Voici ce qui se passe dans le cerveau pendant l’orgasme

Les vidéos contenant des scènes d’orgasme représentent environ 80 % d’Internet. Les neuroscientifiques de l’Université Rutgers ont décidé d’étudier de près ce phénomène particulièrement jouissif.

L’orgasme féminin mesuré à travers une IRM

Cinq femmes se sont glissées à l’intérieur d’une IRM et ont été invitées à se caresser jusqu’à l’extase. Les vidéos de leur scanner ont démontré un cerveau lumineux. Il semblerait que dans l’euphorie, des parties du cerveau comme celles de la récompense, de la mémoire, du toucher, et même de la douleur se soient réveillées, un peu comme les lumières d’une ville la nuit.

Description du phénomène et des couleurs

En effet, le spectre des couleurs sur la vidéo indique le niveau d’oxygène dans le cerveau : le rouge montre une teneur faible, tandis que le jaune confirme une quantité plus élevée. Au moment de l’orgasme, l’activité commence à l’arrière du cerveau (spécifiquement dans le cortex sensoriel), avant de couvrir plus de 80 régions du cerveau. Il se déplace à travers le système limbique, qui est responsable de la mémoire et des émotions. Le pic de l’activité de l’orgasme vient lorsque l’ocytocine est libérée.

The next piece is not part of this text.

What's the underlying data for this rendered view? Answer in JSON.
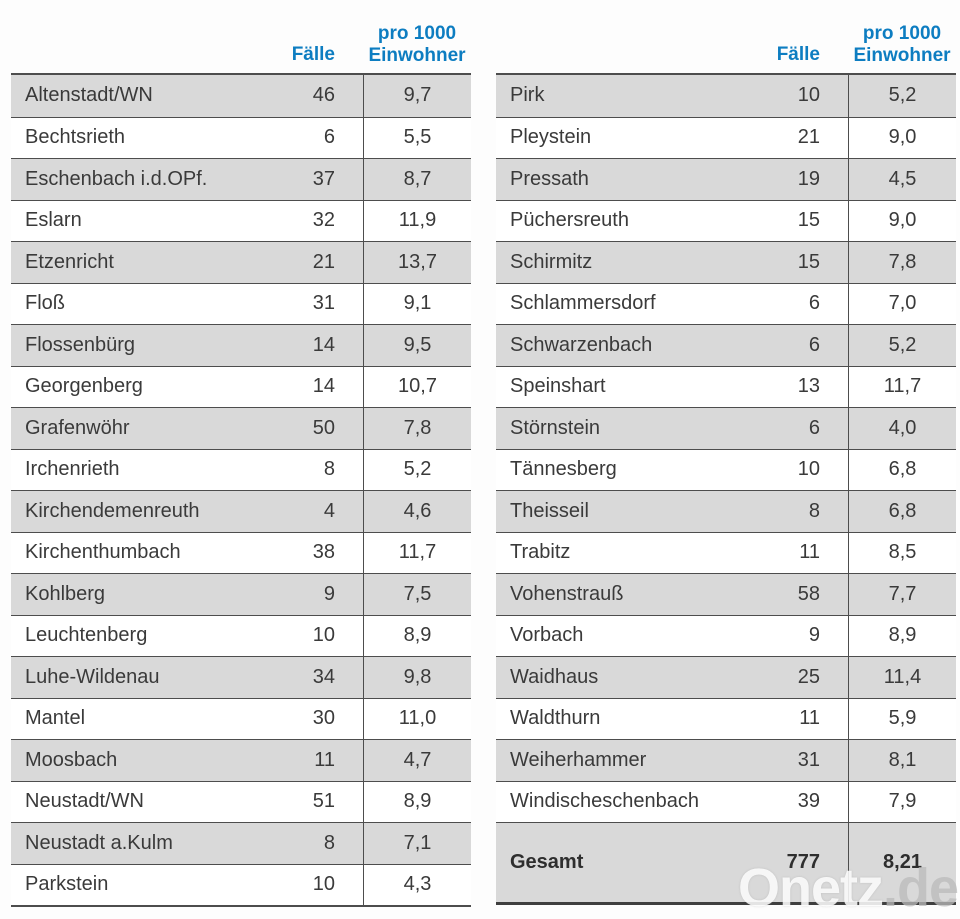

On note que la couleur passe rapidement du rouge à un jaune intégral, car l’orgasme inonde tout le cerveau.

Ces images ont été compilées à partir d’une étude menée en 2005, afin de mieux comprendre le fonctionnement des nerfs chez les femmes atteintes de lésions graves de la moelle épinière. En surveillant les sensations générées par la masturbation, l’IRM a pu prouver que les femmes, même paraplégiques, éprouvaient encore des sensations. On a pu conclure que l’orgasme arrive au cerveau non pas par l’épine dorsale, mais grâce à un long nerf, appelé aussi nerf vague, situé derrière le col.

L’orgasme, un remède pour être sain

L’orgasme apporte un bien fou à la santé. Il permet de prévenir le cancer du sein et d’apaiser les douleurs grâce à l’ocytocine. En jouissant au moins trois fois par semaine, on réduit également de moitié les risques cardiovasculaires. La libération des endorphines après l’amour crée un sentiment d’apaisement et favorise l’endormissement. Enfin, un prix Nobel a découvert que l’orgasme était aussi un remède puissant contre le hoquet !

Avec tous ces bienfaits, on est loin, très loin de son surnom de petite mort.